Boil the water. Stir in the salt until it is entirely dissolved. Cool completely (this is important; you don’t want to cook the eggs). Place the egg in a gallon jar. Pour water over eggs and let stand for a month or a month and a half.

Tips:

–Some suggest instead of a gallon jar (glass ones are getting increasingly difficult to find), place the eggs in a square or rectangular lidded container — something plastic, at least 8-by-8. Place the eggs in a single layer in the container. Cover with the brine. Then, because the eggs tend to float, weight them down with a saucer or with a zippered plastic bag filled with water. Some people first cover the eggs with a kitchen towel, or butcher paper, tucking in the ends, then press on the plastic cover.
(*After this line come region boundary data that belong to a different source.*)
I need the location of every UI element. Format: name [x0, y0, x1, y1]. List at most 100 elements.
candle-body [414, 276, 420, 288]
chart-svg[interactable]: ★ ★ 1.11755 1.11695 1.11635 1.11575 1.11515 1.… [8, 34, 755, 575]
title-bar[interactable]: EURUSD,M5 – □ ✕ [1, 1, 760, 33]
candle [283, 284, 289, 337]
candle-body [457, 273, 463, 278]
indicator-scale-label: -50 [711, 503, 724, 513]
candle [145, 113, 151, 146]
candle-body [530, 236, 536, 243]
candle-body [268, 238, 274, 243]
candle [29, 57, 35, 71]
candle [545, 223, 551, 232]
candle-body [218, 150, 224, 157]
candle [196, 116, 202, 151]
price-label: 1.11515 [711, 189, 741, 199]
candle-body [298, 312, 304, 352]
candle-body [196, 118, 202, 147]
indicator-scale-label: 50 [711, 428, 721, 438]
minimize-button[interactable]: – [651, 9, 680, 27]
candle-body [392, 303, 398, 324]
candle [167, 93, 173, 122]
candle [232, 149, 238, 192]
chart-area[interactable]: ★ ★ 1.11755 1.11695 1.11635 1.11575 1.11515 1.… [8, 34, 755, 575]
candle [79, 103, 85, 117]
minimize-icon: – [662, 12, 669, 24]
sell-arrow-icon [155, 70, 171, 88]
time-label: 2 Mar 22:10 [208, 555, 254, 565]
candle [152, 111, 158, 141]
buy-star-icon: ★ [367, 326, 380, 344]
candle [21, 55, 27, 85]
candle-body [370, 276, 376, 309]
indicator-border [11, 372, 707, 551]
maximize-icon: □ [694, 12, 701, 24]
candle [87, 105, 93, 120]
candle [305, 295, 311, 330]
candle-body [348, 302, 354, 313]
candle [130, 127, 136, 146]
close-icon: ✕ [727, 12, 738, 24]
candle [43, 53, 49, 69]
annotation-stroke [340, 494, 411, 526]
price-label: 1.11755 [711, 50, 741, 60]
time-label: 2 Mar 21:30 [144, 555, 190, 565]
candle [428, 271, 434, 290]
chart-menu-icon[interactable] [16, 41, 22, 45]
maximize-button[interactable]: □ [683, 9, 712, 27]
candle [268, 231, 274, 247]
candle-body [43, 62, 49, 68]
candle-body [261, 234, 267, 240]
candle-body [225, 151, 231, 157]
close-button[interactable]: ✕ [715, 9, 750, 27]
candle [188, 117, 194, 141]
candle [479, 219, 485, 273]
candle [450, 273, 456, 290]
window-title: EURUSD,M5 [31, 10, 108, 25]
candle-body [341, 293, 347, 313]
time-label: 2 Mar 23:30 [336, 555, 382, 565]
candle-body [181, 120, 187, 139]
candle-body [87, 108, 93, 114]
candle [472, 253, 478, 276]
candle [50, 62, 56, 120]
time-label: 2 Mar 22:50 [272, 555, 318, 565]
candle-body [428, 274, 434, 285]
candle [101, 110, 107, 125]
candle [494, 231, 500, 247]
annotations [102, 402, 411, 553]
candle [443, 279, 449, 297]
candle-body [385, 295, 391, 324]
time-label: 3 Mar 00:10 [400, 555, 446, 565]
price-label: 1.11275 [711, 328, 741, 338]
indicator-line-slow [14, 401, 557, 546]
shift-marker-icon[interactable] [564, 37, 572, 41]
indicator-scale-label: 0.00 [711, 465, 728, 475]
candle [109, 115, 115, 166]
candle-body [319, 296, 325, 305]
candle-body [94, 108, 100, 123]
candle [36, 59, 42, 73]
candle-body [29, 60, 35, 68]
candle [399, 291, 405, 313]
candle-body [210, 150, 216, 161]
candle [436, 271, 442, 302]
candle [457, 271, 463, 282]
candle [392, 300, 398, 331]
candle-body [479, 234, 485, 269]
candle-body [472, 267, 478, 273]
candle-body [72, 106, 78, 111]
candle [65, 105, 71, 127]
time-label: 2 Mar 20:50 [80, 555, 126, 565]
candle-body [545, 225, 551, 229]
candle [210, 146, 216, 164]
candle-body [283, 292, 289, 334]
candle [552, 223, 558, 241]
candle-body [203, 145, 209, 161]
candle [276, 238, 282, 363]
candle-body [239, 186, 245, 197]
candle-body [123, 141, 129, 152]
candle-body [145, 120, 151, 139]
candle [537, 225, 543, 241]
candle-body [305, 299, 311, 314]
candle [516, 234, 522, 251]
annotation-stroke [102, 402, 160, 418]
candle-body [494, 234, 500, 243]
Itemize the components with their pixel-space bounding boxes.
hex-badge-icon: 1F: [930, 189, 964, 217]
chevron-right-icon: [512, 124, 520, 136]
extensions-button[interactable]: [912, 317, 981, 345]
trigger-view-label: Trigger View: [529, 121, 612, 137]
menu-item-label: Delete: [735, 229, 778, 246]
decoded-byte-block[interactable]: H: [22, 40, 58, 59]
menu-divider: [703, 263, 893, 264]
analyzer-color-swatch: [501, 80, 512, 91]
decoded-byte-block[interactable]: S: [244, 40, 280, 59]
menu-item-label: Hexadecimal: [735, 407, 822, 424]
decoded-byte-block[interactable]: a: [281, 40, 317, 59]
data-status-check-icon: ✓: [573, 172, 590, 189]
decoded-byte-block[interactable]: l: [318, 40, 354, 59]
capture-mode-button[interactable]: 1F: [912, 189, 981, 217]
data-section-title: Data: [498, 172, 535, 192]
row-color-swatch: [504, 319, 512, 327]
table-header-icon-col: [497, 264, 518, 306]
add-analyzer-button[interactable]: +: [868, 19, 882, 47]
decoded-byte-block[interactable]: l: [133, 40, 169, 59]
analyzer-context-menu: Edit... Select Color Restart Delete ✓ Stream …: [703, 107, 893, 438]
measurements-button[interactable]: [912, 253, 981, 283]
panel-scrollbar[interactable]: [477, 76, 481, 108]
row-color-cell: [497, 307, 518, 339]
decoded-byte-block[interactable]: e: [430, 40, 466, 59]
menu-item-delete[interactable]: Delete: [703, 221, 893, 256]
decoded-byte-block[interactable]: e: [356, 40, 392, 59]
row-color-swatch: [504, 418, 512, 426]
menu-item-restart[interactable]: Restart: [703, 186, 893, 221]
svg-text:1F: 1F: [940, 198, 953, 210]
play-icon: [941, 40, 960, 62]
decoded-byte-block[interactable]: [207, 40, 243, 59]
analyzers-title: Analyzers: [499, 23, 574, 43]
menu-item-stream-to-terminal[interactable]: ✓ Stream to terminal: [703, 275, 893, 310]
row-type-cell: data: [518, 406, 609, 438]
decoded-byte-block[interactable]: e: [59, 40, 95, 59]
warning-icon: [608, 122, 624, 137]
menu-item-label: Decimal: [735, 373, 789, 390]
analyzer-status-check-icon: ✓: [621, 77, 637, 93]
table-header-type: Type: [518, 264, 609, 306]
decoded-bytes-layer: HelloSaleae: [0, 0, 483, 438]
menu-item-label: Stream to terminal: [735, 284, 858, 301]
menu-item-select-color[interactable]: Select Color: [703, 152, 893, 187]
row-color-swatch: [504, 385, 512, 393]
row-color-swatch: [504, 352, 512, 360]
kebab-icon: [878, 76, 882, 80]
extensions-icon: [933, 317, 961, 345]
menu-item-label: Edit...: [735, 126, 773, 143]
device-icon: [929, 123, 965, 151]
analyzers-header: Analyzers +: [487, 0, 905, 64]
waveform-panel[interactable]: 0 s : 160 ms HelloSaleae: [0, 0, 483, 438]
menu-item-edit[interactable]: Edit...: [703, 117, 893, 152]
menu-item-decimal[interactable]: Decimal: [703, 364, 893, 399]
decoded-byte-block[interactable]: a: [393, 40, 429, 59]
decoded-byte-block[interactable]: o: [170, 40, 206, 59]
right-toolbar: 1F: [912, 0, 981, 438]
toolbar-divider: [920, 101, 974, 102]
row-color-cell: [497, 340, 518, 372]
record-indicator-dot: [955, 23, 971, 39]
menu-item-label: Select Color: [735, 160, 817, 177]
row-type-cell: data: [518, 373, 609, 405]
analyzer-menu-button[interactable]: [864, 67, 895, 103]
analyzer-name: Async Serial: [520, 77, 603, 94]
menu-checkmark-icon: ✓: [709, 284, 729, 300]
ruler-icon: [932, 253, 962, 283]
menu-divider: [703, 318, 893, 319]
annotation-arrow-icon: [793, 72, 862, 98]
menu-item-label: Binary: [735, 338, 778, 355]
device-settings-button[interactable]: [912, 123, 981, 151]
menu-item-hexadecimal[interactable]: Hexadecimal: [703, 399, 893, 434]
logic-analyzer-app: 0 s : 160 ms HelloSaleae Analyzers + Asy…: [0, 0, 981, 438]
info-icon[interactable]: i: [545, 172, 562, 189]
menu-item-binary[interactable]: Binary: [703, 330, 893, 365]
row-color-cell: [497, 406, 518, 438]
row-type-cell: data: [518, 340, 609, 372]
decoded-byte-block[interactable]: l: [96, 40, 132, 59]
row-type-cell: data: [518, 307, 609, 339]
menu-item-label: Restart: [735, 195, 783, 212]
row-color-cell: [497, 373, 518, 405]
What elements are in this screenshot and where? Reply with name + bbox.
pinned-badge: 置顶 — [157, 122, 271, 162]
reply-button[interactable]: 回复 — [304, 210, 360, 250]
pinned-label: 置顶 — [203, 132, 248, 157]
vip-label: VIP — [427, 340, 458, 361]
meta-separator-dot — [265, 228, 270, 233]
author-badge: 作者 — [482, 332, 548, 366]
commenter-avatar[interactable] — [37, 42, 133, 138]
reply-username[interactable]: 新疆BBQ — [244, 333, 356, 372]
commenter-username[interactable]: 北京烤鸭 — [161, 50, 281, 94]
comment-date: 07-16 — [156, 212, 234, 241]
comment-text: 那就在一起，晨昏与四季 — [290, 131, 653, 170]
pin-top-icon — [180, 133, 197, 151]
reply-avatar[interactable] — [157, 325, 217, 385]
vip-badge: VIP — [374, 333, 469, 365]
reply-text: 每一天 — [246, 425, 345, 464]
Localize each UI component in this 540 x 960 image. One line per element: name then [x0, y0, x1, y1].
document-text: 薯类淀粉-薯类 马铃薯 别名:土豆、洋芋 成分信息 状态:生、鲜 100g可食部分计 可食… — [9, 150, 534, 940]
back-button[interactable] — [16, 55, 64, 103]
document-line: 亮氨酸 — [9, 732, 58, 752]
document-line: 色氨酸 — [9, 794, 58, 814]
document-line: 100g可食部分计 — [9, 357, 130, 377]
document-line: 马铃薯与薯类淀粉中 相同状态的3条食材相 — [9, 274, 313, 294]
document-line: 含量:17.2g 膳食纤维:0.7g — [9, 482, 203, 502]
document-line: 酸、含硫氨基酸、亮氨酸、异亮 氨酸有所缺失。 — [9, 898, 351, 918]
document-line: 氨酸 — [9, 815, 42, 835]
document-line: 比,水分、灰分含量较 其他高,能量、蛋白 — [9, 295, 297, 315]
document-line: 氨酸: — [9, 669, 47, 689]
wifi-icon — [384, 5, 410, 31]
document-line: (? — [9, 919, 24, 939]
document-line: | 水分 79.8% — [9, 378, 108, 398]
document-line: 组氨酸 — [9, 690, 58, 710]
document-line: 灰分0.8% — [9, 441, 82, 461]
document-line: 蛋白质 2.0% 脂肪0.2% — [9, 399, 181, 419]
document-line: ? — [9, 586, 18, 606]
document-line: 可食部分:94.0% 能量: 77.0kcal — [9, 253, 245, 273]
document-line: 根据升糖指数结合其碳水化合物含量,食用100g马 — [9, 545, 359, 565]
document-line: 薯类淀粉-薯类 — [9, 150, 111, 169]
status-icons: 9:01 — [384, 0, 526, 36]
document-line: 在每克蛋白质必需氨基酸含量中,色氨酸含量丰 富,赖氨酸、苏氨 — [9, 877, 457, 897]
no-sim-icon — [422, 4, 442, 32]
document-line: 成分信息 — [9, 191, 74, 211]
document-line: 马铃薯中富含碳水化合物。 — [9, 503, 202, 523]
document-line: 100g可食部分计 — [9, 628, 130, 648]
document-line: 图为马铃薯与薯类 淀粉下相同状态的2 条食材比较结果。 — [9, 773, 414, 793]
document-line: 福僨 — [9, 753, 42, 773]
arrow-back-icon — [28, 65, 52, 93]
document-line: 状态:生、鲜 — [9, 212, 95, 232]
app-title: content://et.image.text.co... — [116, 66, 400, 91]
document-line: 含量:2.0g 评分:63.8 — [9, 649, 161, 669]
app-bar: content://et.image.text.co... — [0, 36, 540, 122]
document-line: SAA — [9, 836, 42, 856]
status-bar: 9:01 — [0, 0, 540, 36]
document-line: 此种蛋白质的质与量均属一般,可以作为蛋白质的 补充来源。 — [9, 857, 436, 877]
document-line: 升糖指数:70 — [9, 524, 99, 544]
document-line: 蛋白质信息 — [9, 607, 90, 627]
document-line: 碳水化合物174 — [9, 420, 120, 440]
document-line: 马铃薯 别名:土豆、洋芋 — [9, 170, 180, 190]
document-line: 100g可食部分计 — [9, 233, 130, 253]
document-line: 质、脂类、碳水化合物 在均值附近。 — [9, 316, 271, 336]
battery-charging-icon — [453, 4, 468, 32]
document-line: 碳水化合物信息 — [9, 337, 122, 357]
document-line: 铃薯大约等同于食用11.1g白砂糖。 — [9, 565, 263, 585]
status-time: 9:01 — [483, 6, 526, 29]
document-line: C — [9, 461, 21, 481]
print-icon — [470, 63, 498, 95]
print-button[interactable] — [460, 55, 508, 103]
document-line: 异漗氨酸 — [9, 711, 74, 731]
–There are stir-fry dishes made with salted eggs; with pork or pork hash, for example. Also, some people make an eggy casserole with them. And we’ve heard a rumor that some people just nosh ’em with beer (that’s what they do down south, but those are pickled eggs).

–Some people add Chinese wine (shaoshing), star anise, Szechuan peppercorns or other aromatics or spices to the brine. And I saw a very interesting technique on Lily’s Wai Sek Hong web site in which she doesn’t use a liquid brine at all. She dips the eggs in shaoshing, rolls them in salt, places them in a zippered plastic bag and presses out the air and leaves them for 20-30 days. She swears this works. Less work, too!

–Salted eggs can be stored up to one year in the refrigerator.

–Both salted eggs and thousand year eggs are sold all cleaned up and ready to go in some Chinatown shops.